This cake is from Les Dimanches de Joêl Robuchon which presumably contain a few of the celebrated chef’s favorite recipes. We had a glut of pears this year and to be honest, they were not that great. I’d feel forlorn looking at them day after day, as some would develop black spots and end up tossed in the trash bin.
Then I read this recipe, which caramelizes the pears prior to incorporating them in the cake batter. Perfect technique to rescue mediocre pears.

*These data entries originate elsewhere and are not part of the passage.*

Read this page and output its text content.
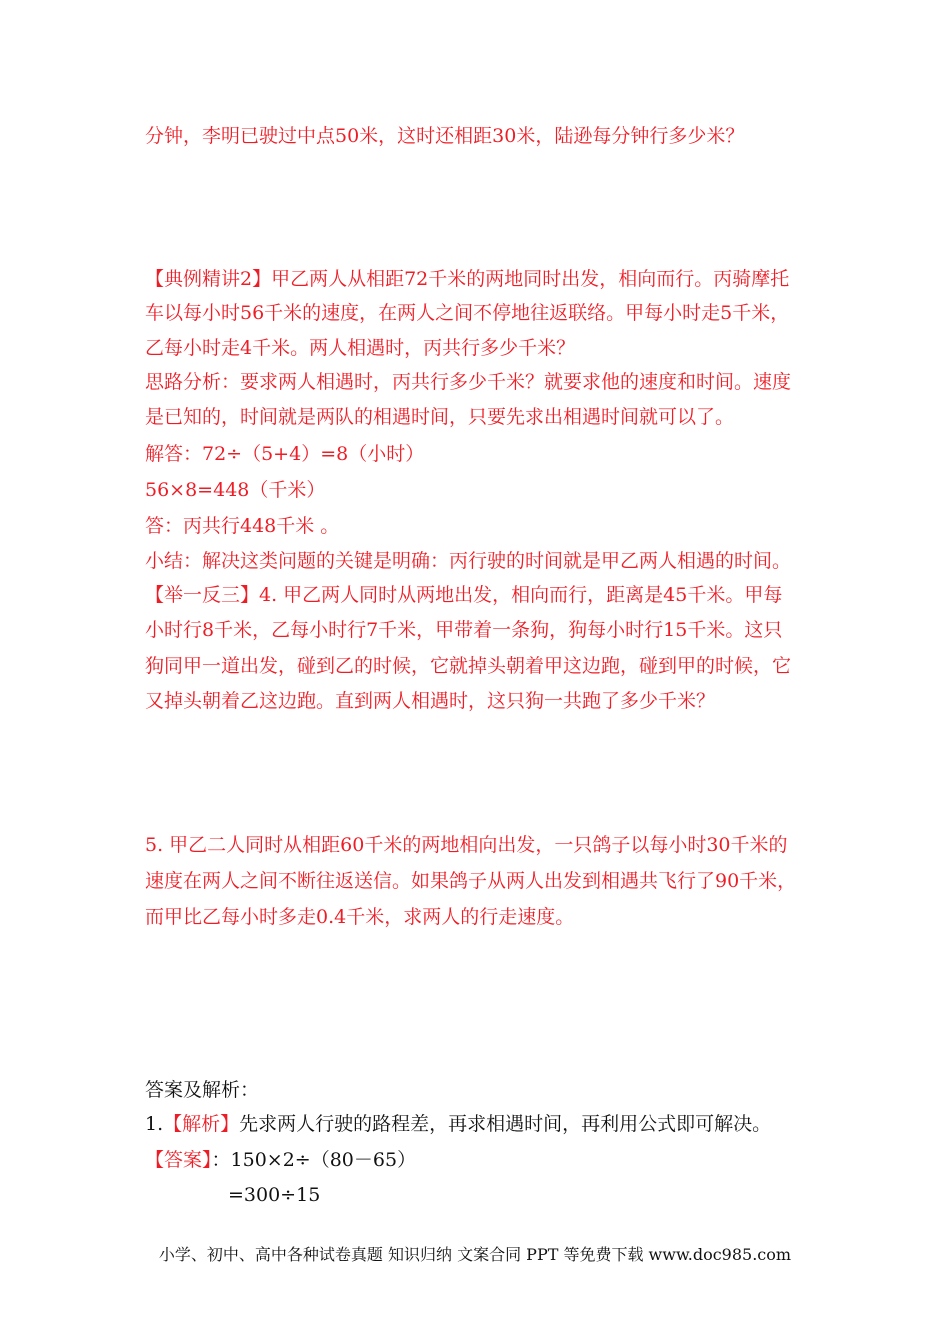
分钟，李明已驶过中点50米，这时还相距30米，陆逊每分钟行多少米？
【典例精讲2】甲乙两人从相距72千米的两地同时出发，相向而行。丙骑摩托
车以每小时56千米的速度，在两人之间不停地往返联络。甲每小时走5千米，
乙每小时走4千米。两人相遇时，丙共行多少千米？
思路分析：要求两人相遇时，丙共行多少千米？就要求他的速度和时间。速度
是已知的，时间就是两队的相遇时间，只要先求出相遇时间就可以了。
解答：72÷（5+4）=8（小时）
56×8=448（千米）
答：丙共行448千米 。
小结：解决这类问题的关键是明确：丙行驶的时间就是甲乙两人相遇的时间。
【举一反三】4. 甲乙两人同时从两地出发，相向而行，距离是45千米。甲每
小时行8千米，乙每小时行7千米，甲带着一条狗，狗每小时行15千米。这只
狗同甲一道出发，碰到乙的时候，它就掉头朝着甲这边跑，碰到甲的时候，它
又掉头朝着乙这边跑。直到两人相遇时，这只狗一共跑了多少千米？
5. 甲乙二人同时从相距60千米的两地相向出发，一只鸽子以每小时30千米的
速度在两人之间不断往返送信。如果鸽子从两人出发到相遇共飞行了90千米，
而甲比乙每小时多走0.4千米，求两人的行走速度。
答案及解析：
1.【解析】先求两人行驶的路程差，再求相遇时间，再利用公式即可解决。
【答案】：150×2÷（80－65）
=300÷15
小学、初中、高中各种试卷真题 知识归纳 文案合同 PPT 等免费下载 www.doc985.com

This cake is a treat to eat; it has a soft and delicate crumb. The kitchen filled with a delightful caramel aroma while it was baking.
- 2 lbs of pears ( 1 kg) (about 6 pears)
- 3 sticks unsalted butter, room temperature (350 g)
- 1 3/4 cup sifted flour (250 g)
- 1 3/4 cup powdered sugar (250 g)
- 4 large eggs, room temperature
- 1 tsp baking powder
- 1/4 cup of honey (50 g)
- dash salt
- 1 tsp pear brandy (or another type of brandy)
- Grease a long cake mold, place a piece of baking paper in it and store in the fridge.
- Peel and dice the pears (1/2 ” bits) and place in a bowl; melt 4 tbsp of butter in a large skillet and pan-fry the pears over medium-low heat for about 8 minutes; add the honey and stir gently for a few minutes until the pears are golden and caramelized. Turn off the heat and set them in the fridge to cool quickly (drain the extra fat first).
- In a mixing bowl, place the butter and cream it for two minutes; add the powdered sugar and cream the mixture for a few minutes until it gets lighter in color and very creamy in texture. Add the eggs, one at a time and beat; if the batter looks a bit curdled at the end, that’s not a problem; add the flour, salt and baking powder and mix till the cake batter is smooth and well combined. Transfer to a bowl and fold the caramelized pears in. Pour into the cake pan and bake in a preheated 350F oven for about 40 minutes or until a toothpick inserted in the cake comes out dry. Cool for 10 minutes and flip the cake onto a serving dish.